Bird flu kills Thai boy; reports paint bleak picture in US

(Reuters)
Updated: 2005-12-09 15:37

BLEAK PICTURE

In the United States, a report from New Jersey based WBB Securities LLC predicted a pandemic there could cause a one-year economic loss of $488 billion and a permanent economic loss of $1.4 trillion to the U.S. economy.

The World Bank has predicted a pandemic could cost the global economy $800 billion a year.

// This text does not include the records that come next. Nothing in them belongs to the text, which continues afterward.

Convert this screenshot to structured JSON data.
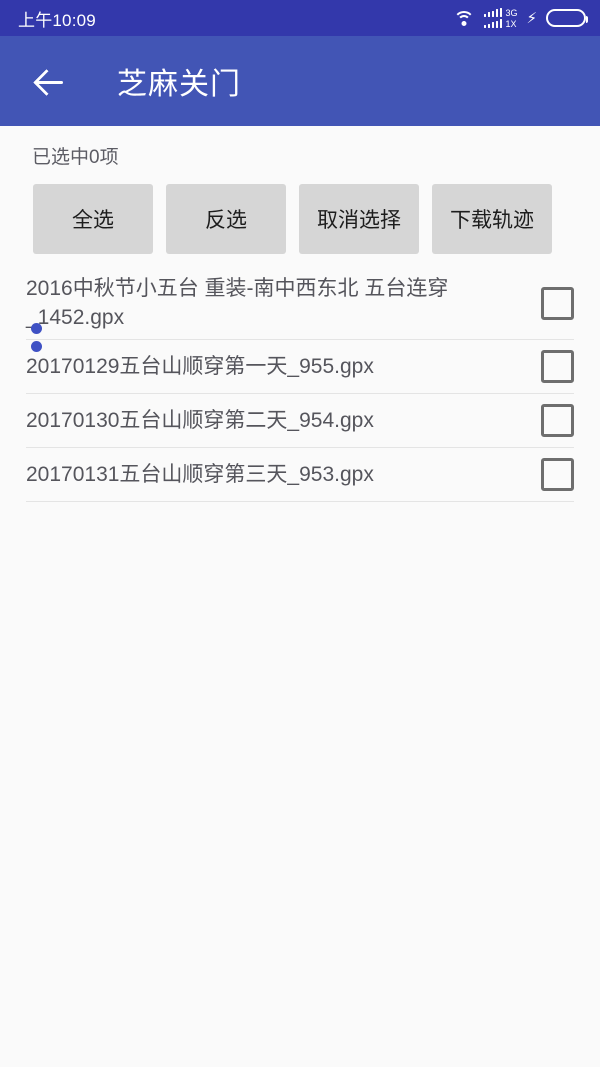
{
  "status_bar": {
    "time": "上午10:09",
    "wifi_icon": "wifi-icon",
    "signal_icon": "signal-bars-icon",
    "network_primary": "3G",
    "network_secondary": "1X",
    "charging_icon": "⚡",
    "battery_icon": "battery-icon",
    "battery_color": "#3ac03a",
    "bar_color": "#3338ab"
  },
  "app_bar": {
    "back_icon": "back-arrow-icon",
    "title": "芝麻关门",
    "color": "#4255b5"
  },
  "selection": {
    "status_text": "已选中0项"
  },
  "actions": [
    {
      "label": "全选",
      "name": "select-all-button"
    },
    {
      "label": "反选",
      "name": "invert-selection-button"
    },
    {
      "label": "取消选择",
      "name": "cancel-selection-button"
    },
    {
      "label": "下载轨迹",
      "name": "download-tracks-button"
    }
  ],
  "files": [
    {
      "name": "2016中秋节小五台 重装-南中西东北 五台连穿_1452.gpx",
      "checked": false
    },
    {
      "name": "20170129五台山顺穿第一天_955.gpx",
      "checked": false
    },
    {
      "name": "20170130五台山顺穿第二天_954.gpx",
      "checked": false
    },
    {
      "name": "20170131五台山顺穿第三天_953.gpx",
      "checked": false
    }
  ],
  "theme": {
    "background": "#fafafa",
    "button_fill": "#d6d6d6",
    "text_color": "#55555c",
    "accent_dot": "#3f51c4"
  }
}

U.S. President George W. Bush released a $7.1 billion bird flu plan in November but Congress has yet to fund it.

If the virus mutates into a form which passes between humans, it would likely closely resemble the 1918 pandemic strain of flu that killed anywhere between 20 million and 100 million people during World War One, separate reports released on Thursday by the WBB and the Congressional Budget Office (CBO) said.

This means 30 percent of the population would be infected and more than 2 percent would die, the report from the CBO said.

"Further, CBO assumed that those who survived would miss three weeks of work, either because they were sick, because they feared the risk of infection at work, or because they needed to care of family or friends," the report reads.

Hospitals would have difficulty controlling infection and might become sources for spreading the illness, the CBO said -- a fear echoed by another group, the National Center for Policy Analysis.

The WBB report estimated 35 percent of the population would become ill and 5 percent would die.

"If the influenza affected humans at the same level of virulence as the current H5N1 strain, practically all patients would require hospitalization, which would result in a shortage of some 6.5 million hospital beds per day during the pandemic," the WBB report reads.

In a boost for countries seeking the antiviral drug Tamiflu, one of four drugs known to work against influenza, manufacturer Roche reached agreements with two U.S. generic drugmakers, as well as 13 other drug producers, U.S. Senator Charles Schumer said on Thursday.

The agreements are meant to allow more production of the drug, known generically as oseltamivir, in case of an avian flu pandemic, Schumer, a New York Democrat, said in a statement.

Countries are seeking to stockpile the drug but all are many million doses short of what would be needed to treat a pandemic.

Last month, the company said Indonesia, Thailand and the Philippines were free to begin making their own versions of the pill because it does not have patent protection in those countries.